The Scientific Reason You Should Add Salt To Your Tomatoes

Your body doesn't produce salt but without it, you wouldn't survive (via The Atlantic). Our muscles and our nerves need it like flowers need bees or mashed potatoes need gravy. And it turns out tomatoes need salt, too. Specifically, they need it for a process called osmosis (via Serious Eats). Think of salt like a magnet drawing the tomato's juices from the inside of a tomato's cells (a low-solute concentration) through the cell's membrane to the outside of the cells (a high-solute concentration). 

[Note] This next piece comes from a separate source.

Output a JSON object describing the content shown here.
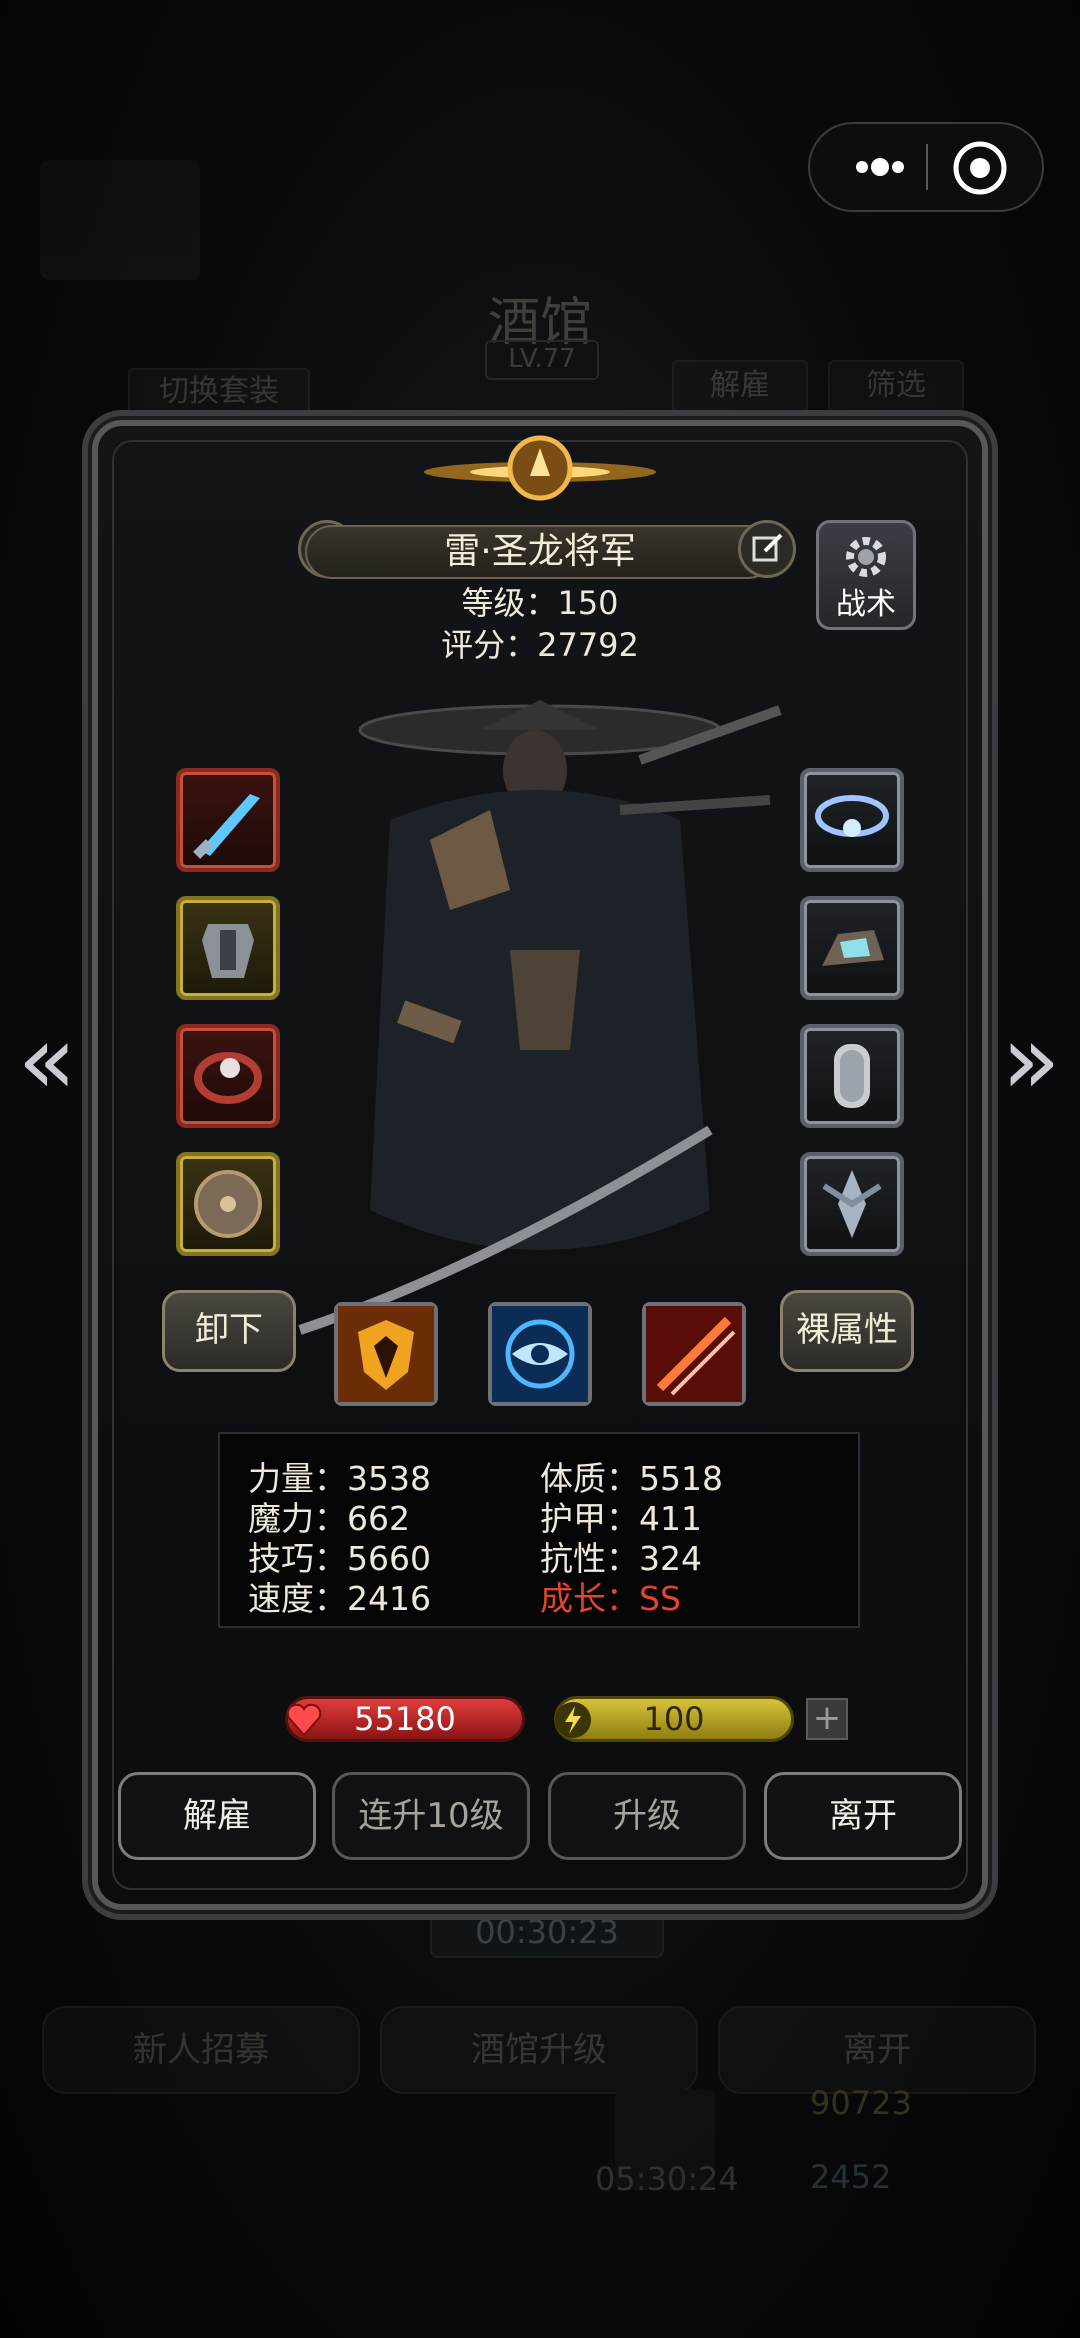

Why would you want a tomato to release its juices? Adding water to things dilutes their flavor. It stands to reason that when you drain the juice from a tomato, you heighten the sweetness and tartness that make a tomato a tomato. In other words, salt helps a tomato become a better version of itself. Don't worry: you can salt your tomatoes no matter whether you're preparing a sweet or salty tomato-infused dish. That's because, according to Science Focus, when you use just a pinch of it, salt reduces bitterness while increasing sweet, sour, and umami flavor profiles. When you use it generously, on the other hand, salt reduces sweet flavors while increasing umami. Like we said, salt is pretty miraculous.  

How to salt your tomatoes like a pro

If you're rushing to your cabinet and getting ready to salt your tomatoes like there's no tomorrow, stop. There's a right way and a wrong way to do this. As established, when you salt the tomatoes, you're drawing water through your tomatoes' cells' walls. But as HuffPost points out, in doing so, you run the risk of permanently damaging your tomatoes' structural integrity.   

How do you salt your tomatoes without messing with their texture? One suggestion is to brine them. Pickled Plum says this method works best with smaller tomatoes (think cherry or grape), and it's a relatively quick and painless process. The recommends using three teaspoons of sea salt per two cups of water. Simply add your tomatoes to the water and let them sit for 30 minutes. Then, drain and rinse. As HuffPost points out, the process is not only gentler on the skin of the tomato, but it will also ensure that you're evenly distributing the salt (and its umami enhancing properties) through the entire fruit. Yes, a tomato is a fruit (or maybe it's a vegetable), but that's another story.